La valeur financière nette tient compte du fait que les passifs peuvent être équilibrés par des actifs financiers, et qu’un examen limité aux passifs peut donner une idée fausse de la situation financière de l’État15. Toutefois, seuls les actifs financiers liquides peuvent être utilisés pour couvrir les passifs qui arrivent à échéance. Par exemple, les participations de l’État dans les entreprises publiques ne se vendent pas toujours facilement, et le retrait des dépôts d’État dans les banques publiques risque de précipiter leur effondrement. Par ailleurs, les opérations de compensation, qui consistent à équilibrer les engagements du secteur public par ses créances, peuvent dissimuler des problèmes d’asymétrie, comme l’incapacité de l’administration centrale à assurer le service de sa dette envers la caisse de sécurité sociale.

Le concept de valeur nette va plus loin en reconnaissant que les passifs peuvent être contrebalancés par des actifs financiers, mais aussi par des actifs non financiers.
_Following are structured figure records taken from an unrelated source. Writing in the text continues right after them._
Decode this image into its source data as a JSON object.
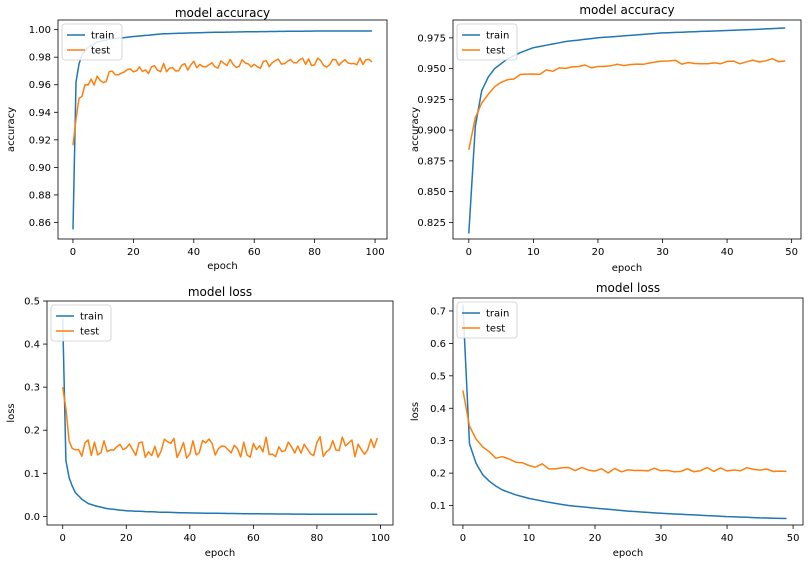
{
  "colors": {
    "train": "#1f77b4",
    "test": "#ff7f0e",
    "axis": "#000000"
  },
  "chart_data": [
    {
      "type": "line",
      "title": "model accuracy",
      "xlabel": "epoch",
      "ylabel": "accuracy",
      "xlim": [
        -4.95,
        103.95
      ],
      "ylim": [
        0.848,
        1.007
      ],
      "xticks": [
        0,
        20,
        40,
        60,
        80,
        100
      ],
      "xtick_labels": [
        "0",
        "20",
        "40",
        "60",
        "80",
        "100"
      ],
      "yticks": [
        0.86,
        0.88,
        0.9,
        0.92,
        0.94,
        0.96,
        0.98,
        1.0
      ],
      "ytick_labels": [
        "0.86",
        "0.88",
        "0.90",
        "0.92",
        "0.94",
        "0.96",
        "0.98",
        "1.00"
      ],
      "legend": {
        "position": "upper-left",
        "labels": [
          "train",
          "test"
        ]
      },
      "series": [
        {
          "name": "train",
          "style": "smooth",
          "x_start": 0,
          "x_end": 99,
          "points": [
            [
              0,
              0.855
            ],
            [
              1,
              0.962
            ],
            [
              2,
              0.975
            ],
            [
              3,
              0.982
            ],
            [
              5,
              0.987
            ],
            [
              8,
              0.991
            ],
            [
              12,
              0.993
            ],
            [
              20,
              0.995
            ],
            [
              30,
              0.997
            ],
            [
              45,
              0.998
            ],
            [
              60,
              0.9985
            ],
            [
              80,
              0.999
            ],
            [
              99,
              0.999
            ]
          ]
        },
        {
          "name": "test",
          "style": "noisy",
          "x_start": 0,
          "x_end": 99,
          "amp": 0.0018,
          "seed": 7,
          "points": [
            [
              0,
              0.916
            ],
            [
              1,
              0.935
            ],
            [
              2,
              0.95
            ],
            [
              4,
              0.957
            ],
            [
              7,
              0.963
            ],
            [
              12,
              0.966
            ],
            [
              20,
              0.97
            ],
            [
              30,
              0.972
            ],
            [
              40,
              0.974
            ],
            [
              55,
              0.975
            ],
            [
              70,
              0.976
            ],
            [
              85,
              0.976
            ],
            [
              99,
              0.977
            ]
          ]
        }
      ]
    },
    {
      "type": "line",
      "title": "model accuracy",
      "xlabel": "epoch",
      "ylabel": "accuracy",
      "xlim": [
        -2.45,
        51.45
      ],
      "ylim": [
        0.8115,
        0.9895
      ],
      "xticks": [
        0,
        10,
        20,
        30,
        40,
        50
      ],
      "xtick_labels": [
        "0",
        "10",
        "20",
        "30",
        "40",
        "50"
      ],
      "yticks": [
        0.825,
        0.85,
        0.875,
        0.9,
        0.925,
        0.95,
        0.975
      ],
      "ytick_labels": [
        "0.825",
        "0.850",
        "0.875",
        "0.900",
        "0.925",
        "0.950",
        "0.975"
      ],
      "legend": {
        "position": "upper-left",
        "labels": [
          "train",
          "test"
        ]
      },
      "series": [
        {
          "name": "train",
          "style": "smooth",
          "x_start": 0,
          "x_end": 49,
          "points": [
            [
              0,
              0.816
            ],
            [
              1,
              0.903
            ],
            [
              2,
              0.932
            ],
            [
              3,
              0.943
            ],
            [
              4,
              0.95
            ],
            [
              6,
              0.958
            ],
            [
              8,
              0.963
            ],
            [
              10,
              0.967
            ],
            [
              15,
              0.972
            ],
            [
              20,
              0.975
            ],
            [
              25,
              0.977
            ],
            [
              30,
              0.979
            ],
            [
              35,
              0.98
            ],
            [
              40,
              0.981
            ],
            [
              45,
              0.982
            ],
            [
              49,
              0.983
            ]
          ]
        },
        {
          "name": "test",
          "style": "noisy",
          "x_start": 0,
          "x_end": 49,
          "amp": 0.0009,
          "seed": 3,
          "points": [
            [
              0,
              0.884
            ],
            [
              1,
              0.91
            ],
            [
              2,
              0.922
            ],
            [
              3,
              0.93
            ],
            [
              4,
              0.935
            ],
            [
              6,
              0.94
            ],
            [
              8,
              0.944
            ],
            [
              10,
              0.946
            ],
            [
              13,
              0.949
            ],
            [
              17,
              0.951
            ],
            [
              22,
              0.953
            ],
            [
              27,
              0.954
            ],
            [
              32,
              0.955
            ],
            [
              38,
              0.955
            ],
            [
              44,
              0.956
            ],
            [
              49,
              0.957
            ]
          ]
        }
      ]
    },
    {
      "type": "line",
      "title": "model loss",
      "xlabel": "epoch",
      "ylabel": "loss",
      "xlim": [
        -4.95,
        103.95
      ],
      "ylim": [
        -0.02,
        0.5
      ],
      "xticks": [
        0,
        20,
        40,
        60,
        80,
        100
      ],
      "xtick_labels": [
        "0",
        "20",
        "40",
        "60",
        "80",
        "100"
      ],
      "yticks": [
        0.0,
        0.1,
        0.2,
        0.3,
        0.4,
        0.5
      ],
      "ytick_labels": [
        "0.0",
        "0.1",
        "0.2",
        "0.3",
        "0.4",
        "0.5"
      ],
      "legend": {
        "position": "upper-left",
        "labels": [
          "train",
          "test"
        ]
      },
      "series": [
        {
          "name": "train",
          "style": "smooth",
          "x_start": 0,
          "x_end": 99,
          "points": [
            [
              0,
              0.46
            ],
            [
              1,
              0.13
            ],
            [
              2,
              0.09
            ],
            [
              3,
              0.07
            ],
            [
              4,
              0.055
            ],
            [
              6,
              0.04
            ],
            [
              8,
              0.03
            ],
            [
              10,
              0.025
            ],
            [
              14,
              0.018
            ],
            [
              20,
              0.013
            ],
            [
              30,
              0.01
            ],
            [
              40,
              0.008
            ],
            [
              60,
              0.006
            ],
            [
              80,
              0.005
            ],
            [
              99,
              0.005
            ]
          ]
        },
        {
          "name": "test",
          "style": "noisy",
          "x_start": 0,
          "x_end": 99,
          "amp": 0.012,
          "seed": 11,
          "points": [
            [
              0,
              0.3
            ],
            [
              1,
              0.25
            ],
            [
              2,
              0.175
            ],
            [
              4,
              0.165
            ],
            [
              6,
              0.16
            ],
            [
              10,
              0.162
            ],
            [
              20,
              0.16
            ],
            [
              40,
              0.158
            ],
            [
              60,
              0.16
            ],
            [
              80,
              0.162
            ],
            [
              99,
              0.16
            ]
          ]
        }
      ]
    },
    {
      "type": "line",
      "title": "model loss",
      "xlabel": "epoch",
      "ylabel": "loss",
      "xlim": [
        -1.5,
        51.5
      ],
      "ylim": [
        0.04,
        0.74
      ],
      "xticks": [
        0,
        10,
        20,
        30,
        40,
        50
      ],
      "xtick_labels": [
        "0",
        "10",
        "20",
        "30",
        "40",
        "50"
      ],
      "yticks": [
        0.1,
        0.2,
        0.3,
        0.4,
        0.5,
        0.6,
        0.7
      ],
      "ytick_labels": [
        "0.1",
        "0.2",
        "0.3",
        "0.4",
        "0.5",
        "0.6",
        "0.7"
      ],
      "legend": {
        "position": "upper-left",
        "labels": [
          "train",
          "test"
        ]
      },
      "series": [
        {
          "name": "train",
          "style": "smooth",
          "x_start": 0,
          "x_end": 49,
          "points": [
            [
              0,
              0.72
            ],
            [
              1,
              0.29
            ],
            [
              2,
              0.23
            ],
            [
              3,
              0.195
            ],
            [
              4,
              0.175
            ],
            [
              5,
              0.16
            ],
            [
              6,
              0.148
            ],
            [
              8,
              0.133
            ],
            [
              10,
              0.122
            ],
            [
              13,
              0.11
            ],
            [
              16,
              0.1
            ],
            [
              20,
              0.092
            ],
            [
              25,
              0.083
            ],
            [
              30,
              0.076
            ],
            [
              35,
              0.071
            ],
            [
              40,
              0.066
            ],
            [
              45,
              0.062
            ],
            [
              49,
              0.06
            ]
          ]
        },
        {
          "name": "test",
          "style": "noisy",
          "x_start": 0,
          "x_end": 49,
          "amp": 0.004,
          "seed": 5,
          "points": [
            [
              0,
              0.455
            ],
            [
              1,
              0.345
            ],
            [
              2,
              0.305
            ],
            [
              3,
              0.285
            ],
            [
              4,
              0.262
            ],
            [
              5,
              0.25
            ],
            [
              7,
              0.24
            ],
            [
              10,
              0.228
            ],
            [
              13,
              0.22
            ],
            [
              16,
              0.215
            ],
            [
              20,
              0.208
            ],
            [
              25,
              0.206
            ],
            [
              30,
              0.208
            ],
            [
              35,
              0.209
            ],
            [
              40,
              0.21
            ],
            [
              45,
              0.211
            ],
            [
              49,
              0.212
            ]
          ]
        }
      ]
    }
  ]
}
C’est la variable de stock la plus délicate à mesurer, car elle impose, par exemple, d’évaluer les actifs non financiers.

Le compte de patrimoine peut omettre certains aspects essentiels de la situation financière de l’État, et il doit donc être complété par d’autres informations, par exemple:

  • Les passifs conditionnels, comme les garanties des prêts (voir la discussion à la section I, «L’ajustement budgétaire comme instrument de réduction de la vulnérabilité»), sont fréquemment pris en compte aux fins de la politique des finances publiques; ils ont d’importants effets économiques et peuvent menacer la viabilité budgétaire. Il faut rendre public le montant nominal et la nature de ces passifs et communiquer également, si possible, une estimation de leur coût probable. Lorsque les garanties sont importantes, le budget doit en limiter le montant et comprendre des provisions correspondant au coût prévu.

  • Les partenariats public–privé sont essentiellement des accords de créditbail par lesquels le secteur privé apporte le financement initial, tandis que l’État reste propriétaire et assume la responsabilité de certains coûts futurs. Ces partenariats permettent de mobiliser des financements complémentaires à des fins d’investissement et peuvent améliorer l’efficience, mais ils risquent aussi de masquer des activités budgétaires (parfois à dessein) et d’exposer l’État à des coûts plus importants (et souvent cachés) que ceux d’un achat direct de travaux publics. Pour améliorer la transparence et l’évaluation de ces dispositifs, les autorités doivent fournir des informations sur les partenariats public–privé dans les documents budgétaires et dans les rapports financiers de fin d’exercice.